Recommending Music with Waveform-based Architectures
In this talk we discuss deep models that use waveform representations as input to estimate an embedded space where distances become meaningful when recommending music. Such space is initially produced by analyzing listener behavior, thus becoming a powerful tool to recommend the most popular content in a given music catalog but weak in terms of addressing the so-called "cold start problem," i.e., to recommend content that has spun infrequently or never at all and thus, has little listener behavior data associated with it. We show how, given enough data, deep waveform-based architectures  can estimate such spaces more accurately than spectrogram-based ones. Moreover, by using other sources of data (e.g., human labeled music attributes such as the ones in the Music Genome Project) with late-fusion multimodal networks , we achieve higher accuracy when predicting these embedded spaces. Finally, several musical examples are explored to further illustrate the recommendation results.

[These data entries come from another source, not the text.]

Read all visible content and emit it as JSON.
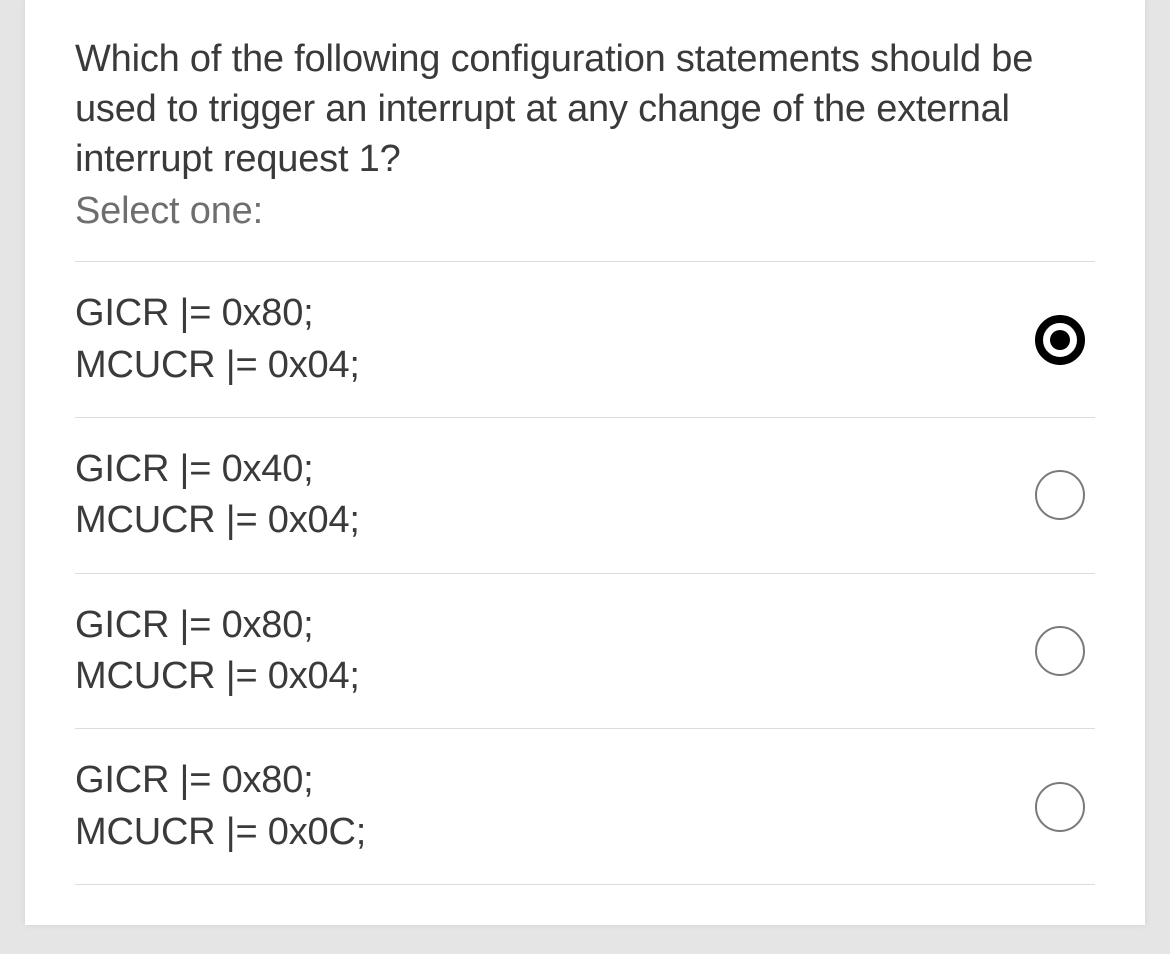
{
  "question": "Which of the following configuration statements should be used to trigger an interrupt at any change of the external interrupt request 1?",
  "select_prompt": "Select one:",
  "options": [
    {
      "line1": "GICR |= 0x80;",
      "line2": "MCUCR |= 0x04;",
      "selected": true
    },
    {
      "line1": "GICR |= 0x40;",
      "line2": "MCUCR |= 0x04;",
      "selected": false
    },
    {
      "line1": "GICR |= 0x80;",
      "line2": "MCUCR |= 0x04;",
      "selected": false
    },
    {
      "line1": "GICR |= 0x80;",
      "line2": "MCUCR |= 0x0C;",
      "selected": false
    }
  ]
}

 Pons, J., Nieto, O., Prockup, M., Schmidt, E., Ehmann, A., Serra, X., End-to-End Learning for Music Audio Tagging at Scale. Proc. of the 19th International Society for Music Information Retrieval Conference (ISMIR). Paris, France, 2018
 Oramas, S., Barbieri, F., Nieto, O., Serra, X., Multimodal Deep Learning for Music Genre Classification. Transactions of the International Society for Music Information Retrieval (TISMIR). 2018
Oriol Nieto is a Senior Scientist at Pandora, where he aims at improving the long tail music recommendations. Prior to that, he defended his Ph.D Dissertation in the Music and Audio Research Lab at NYU focusing on the automatic analysis of structure in music. He holds an M.A. in Music, Science, and Technology from the Center for Computer Research in Music and Acoustics at Stanford University, an M.S. in Information Theories from the Music Technology Group at Pompeu Fabra University, and a Bachelor’s degree in Computer Science from the Polytechnic University of Catalonia. His research focuses on music information retrieval, large scale recommendation systems, and machine learning with especial emphasis on deep architectures. Oriol plays guitar, violin, and sings (and screams) in his spare time.